One prioritization option is to set the CoS/Priority of management traffic on the (untagged first hop) edge so that the Priority has a value of 3 or higher when forwarded within the VLAN tag of the last hop. There are several methods to do this; including Policy, Access Control Lists (ACLs) using the assign-queue option (f/w 6.51.01.0018 and higher), and Port Priority ('set cos state disable', 'set port priority <
port#> 3'). The most granular method is to use Policy.
These sample Policy configurations may be used upon ingress on the first or intermediate hop, or on the tagged last hop. They may be applied to any policy-compliant switch (including the affected switches under discussion) within the data path, to identify host-destined traffic and increase its priority to 3 for assignment to transmit queue 2, which is the minimum queue# necessary to promote good performance in the presence of flooded traffic within transmit queue 1 (
7584).
The suggested rules may be tailored as desired; to best accommodate network requirements in consideration of which devices need to connect to management, where they are located, and which protocols they need to use. The reprioritization action is triggered when
any of the underlying rules encounter a match while examining a packet.
Example 1 (generic)
set policy profile 1 name manager [Creates a role/profile #1, named "manager"]

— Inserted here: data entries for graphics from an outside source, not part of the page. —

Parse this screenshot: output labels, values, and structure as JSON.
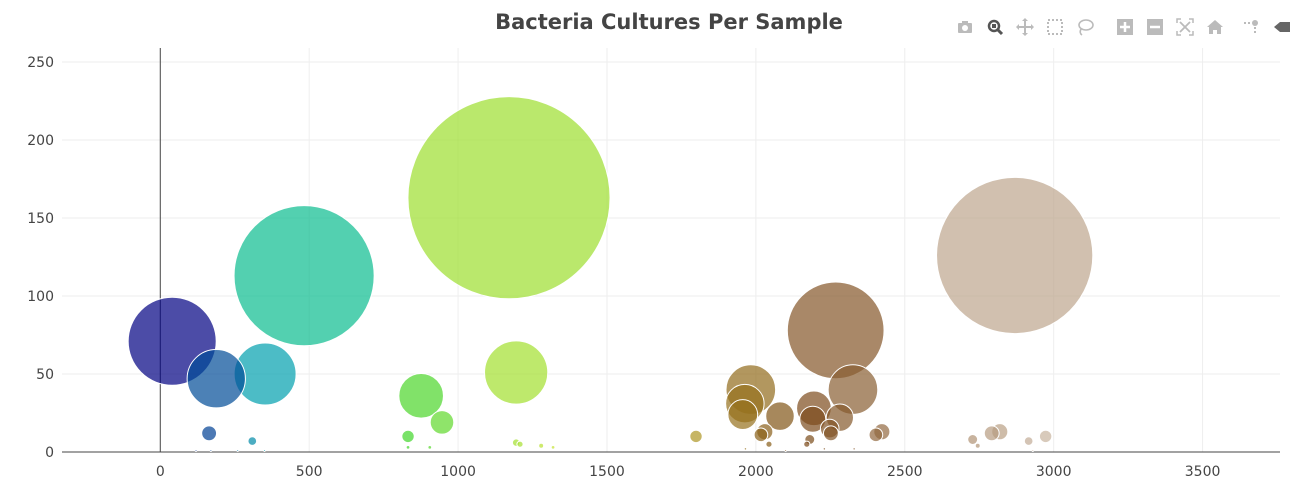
{
  "chart_data": {
    "type": "scatter",
    "mode": "bubble",
    "title": "Bacteria Cultures Per Sample",
    "xlabel": "",
    "ylabel": "",
    "xlim": [
      -330,
      3760
    ],
    "ylim": [
      0,
      259
    ],
    "x_ticks": [
      0,
      500,
      1000,
      1500,
      2000,
      2500,
      3000,
      3500
    ],
    "y_ticks": [
      0,
      50,
      100,
      150,
      200,
      250
    ],
    "grid": true,
    "colorscale": "Earth",
    "color_by": "x",
    "marker_opacity": 0.7,
    "points": [
      {
        "x": 40,
        "y": 71
      },
      {
        "x": 188,
        "y": 47
      },
      {
        "x": 352,
        "y": 50
      },
      {
        "x": 483,
        "y": 113
      },
      {
        "x": 164,
        "y": 12
      },
      {
        "x": 309,
        "y": 7
      },
      {
        "x": 1171,
        "y": 163
      },
      {
        "x": 1195,
        "y": 51
      },
      {
        "x": 876,
        "y": 36
      },
      {
        "x": 946,
        "y": 19
      },
      {
        "x": 832,
        "y": 10
      },
      {
        "x": 1195,
        "y": 6
      },
      {
        "x": 1208,
        "y": 5
      },
      {
        "x": 1279,
        "y": 4
      },
      {
        "x": 1319,
        "y": 3
      },
      {
        "x": 1799,
        "y": 10
      },
      {
        "x": 1983,
        "y": 40
      },
      {
        "x": 1963,
        "y": 31
      },
      {
        "x": 1956,
        "y": 24
      },
      {
        "x": 2081,
        "y": 23
      },
      {
        "x": 2268,
        "y": 78
      },
      {
        "x": 2326,
        "y": 40
      },
      {
        "x": 2195,
        "y": 28
      },
      {
        "x": 2191,
        "y": 21
      },
      {
        "x": 2282,
        "y": 22
      },
      {
        "x": 2248,
        "y": 15
      },
      {
        "x": 2252,
        "y": 12
      },
      {
        "x": 2030,
        "y": 13
      },
      {
        "x": 2017,
        "y": 11
      },
      {
        "x": 2044,
        "y": 5
      },
      {
        "x": 2181,
        "y": 8
      },
      {
        "x": 2171,
        "y": 5
      },
      {
        "x": 2423,
        "y": 13
      },
      {
        "x": 2403,
        "y": 11
      },
      {
        "x": 2869,
        "y": 126
      },
      {
        "x": 2728,
        "y": 8
      },
      {
        "x": 2745,
        "y": 4
      },
      {
        "x": 2792,
        "y": 12
      },
      {
        "x": 2819,
        "y": 13
      },
      {
        "x": 2916,
        "y": 7
      },
      {
        "x": 2973,
        "y": 10
      },
      {
        "x": 905,
        "y": 3
      },
      {
        "x": 832,
        "y": 3
      },
      {
        "x": 120,
        "y": 1
      },
      {
        "x": 170,
        "y": 1
      },
      {
        "x": 260,
        "y": 1
      },
      {
        "x": 350,
        "y": 1
      },
      {
        "x": 1965,
        "y": 2
      },
      {
        "x": 2100,
        "y": 1
      },
      {
        "x": 2230,
        "y": 2
      },
      {
        "x": 2330,
        "y": 2
      },
      {
        "x": 2930,
        "y": 1
      }
    ]
  },
  "modebar": {
    "icons": [
      "camera-icon",
      "zoom-icon",
      "pan-icon",
      "box-select-icon",
      "lasso-icon",
      "zoom-in-icon",
      "zoom-out-icon",
      "autoscale-icon",
      "home-icon",
      "spike-lines-icon",
      "hover-closest-icon"
    ],
    "active": "zoom-icon"
  }
}
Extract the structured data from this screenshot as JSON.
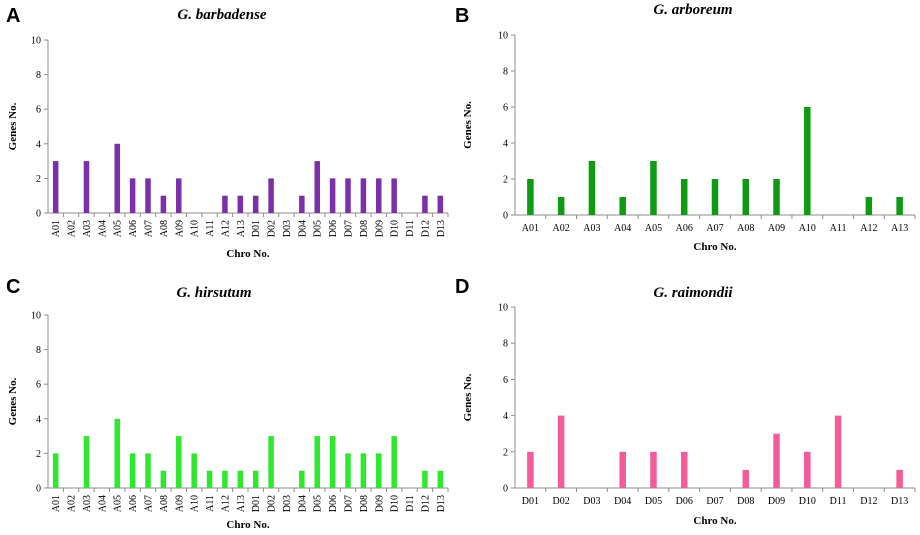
{
  "chart_data": [
    {
      "panel": "A",
      "type": "bar",
      "title": "G. barbadense",
      "xlabel": "Chro No.",
      "ylabel": "Genes No.",
      "ylim": [
        0,
        10
      ],
      "yticks": [
        "0",
        "2",
        "4",
        "6",
        "8",
        "10"
      ],
      "color": "#7B2FA8",
      "categories": [
        "A01",
        "A02",
        "A03",
        "A04",
        "A05",
        "A06",
        "A07",
        "A08",
        "A09",
        "A10",
        "A11",
        "A12",
        "A13",
        "D01",
        "D02",
        "D03",
        "D04",
        "D05",
        "D06",
        "D07",
        "D08",
        "D09",
        "D10",
        "D11",
        "D12",
        "D13"
      ],
      "values": [
        3,
        0,
        3,
        0,
        4,
        2,
        2,
        1,
        2,
        0,
        0,
        1,
        1,
        1,
        2,
        0,
        1,
        3,
        2,
        2,
        2,
        2,
        2,
        0,
        1,
        1
      ]
    },
    {
      "panel": "B",
      "type": "bar",
      "title": "G. arboreum",
      "xlabel": "Chro No.",
      "ylabel": "Genes No.",
      "ylim": [
        0,
        10
      ],
      "yticks": [
        "0",
        "2",
        "4",
        "6",
        "8",
        "10"
      ],
      "color": "#0E9A12",
      "categories": [
        "A01",
        "A02",
        "A03",
        "A04",
        "A05",
        "A06",
        "A07",
        "A08",
        "A09",
        "A10",
        "A11",
        "A12",
        "A13"
      ],
      "values": [
        2,
        1,
        3,
        1,
        3,
        2,
        2,
        2,
        2,
        6,
        0,
        1,
        1
      ]
    },
    {
      "panel": "C",
      "type": "bar",
      "title": "G. hirsutum",
      "xlabel": "Chro No.",
      "ylabel": "Genes No.",
      "ylim": [
        0,
        10
      ],
      "yticks": [
        "0",
        "2",
        "4",
        "6",
        "8",
        "10"
      ],
      "color": "#2EE82E",
      "categories": [
        "A01",
        "A02",
        "A03",
        "A04",
        "A05",
        "A06",
        "A07",
        "A08",
        "A09",
        "A10",
        "A11",
        "A12",
        "A13",
        "D01",
        "D02",
        "D03",
        "D04",
        "D05",
        "D06",
        "D07",
        "D08",
        "D09",
        "D10",
        "D11",
        "D12",
        "D13"
      ],
      "values": [
        2,
        0,
        3,
        0,
        4,
        2,
        2,
        1,
        3,
        2,
        1,
        1,
        1,
        1,
        3,
        0,
        1,
        3,
        3,
        2,
        2,
        2,
        3,
        0,
        1,
        1
      ]
    },
    {
      "panel": "D",
      "type": "bar",
      "title": "G. raimondii",
      "xlabel": "Chro No.",
      "ylabel": "Genes No.",
      "ylim": [
        0,
        10
      ],
      "yticks": [
        "0",
        "2",
        "4",
        "6",
        "8",
        "10"
      ],
      "color": "#F25C9A",
      "categories": [
        "D01",
        "D02",
        "D03",
        "D04",
        "D05",
        "D06",
        "D07",
        "D08",
        "D09",
        "D10",
        "D11",
        "D12",
        "D13"
      ],
      "values": [
        2,
        4,
        0,
        2,
        2,
        2,
        0,
        1,
        3,
        2,
        4,
        0,
        1
      ]
    }
  ]
}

set policy rule 1 ipdestsocket x.x.x.x mask 32 cos 3 [Matches the Interface IP destination]Example 2 (focused)
set policy profile 1 name manager [Creates a role/profile #1, named "manager"]
set policy rule 1 ipdestsocket x.x.x.x:22 mask 48 cos 3 [Matches SSH to the Interface IP]
set policy rule 1 ipdestsocket x.x.x.x:23 mask 48 cos 3 [Matches Telnet to the Interface IP]
set policy rule 1 ipdestsocket x.x.x.x:49 mask 48 cos 3 [Matches TACACS to the Interface IP]
set policy rule 1 ipdestsocket x.x.x.x:69 mask 48 cos 3 [Matches TFTP to the Interface IP]
set policy rule 1 ipdestsocket x.x.x.x:123 mask 48 cos 3 [Matches SNTP/NTP to the Interface IP]
set policy rule 1 ipdestsocket x.x.x.x:161 mask 48 cos 3 [Matches SNMP to the Interface IP]
set policy rule 1 ipdestsocket 255.255.255.255:0 mask 48 cos 3 [Matches WoL for relay]
set policy rule 1 ipdestsocket 255.255.255.255:7 mask 48 cos 3 [Matches WoL for relay]
set policy rule 1 ipdestsocket 255.255.255.255:9 mask 48 cos 3 [Matches WoL for relay]
set policy rule 1 ipdestsocket 255.255.255.255:53 mask 48 cos 3 [Matches DNS for relay]
set policy rule 1 ipdestsocket 255.255.255.255:67 mask 48 cos 3 [Matches Bootp/DHCP for relay]
set policy rule 1 ipdestsocket 255.255.255.255:68 mask 48 cos 3 [Matches Bootp client for relay]
set policy rule 1 ipproto 1 cos 3 [Matches PING/ICMP, to host or pass-through]To statically apply the policy to all ingress port(s):
set policy port ge.*.* 1
Note that this command is supported for standalone ports only, not LAG aggregator ports.
To instead dynamically apply the policy to the authenticated management user, use authentication (e.g.
10283).
If NetSight Policy Manager has been deployed, then it should be used to apply these configurations, as any manual policy configuration will be overwritten by PM's policy enforcement.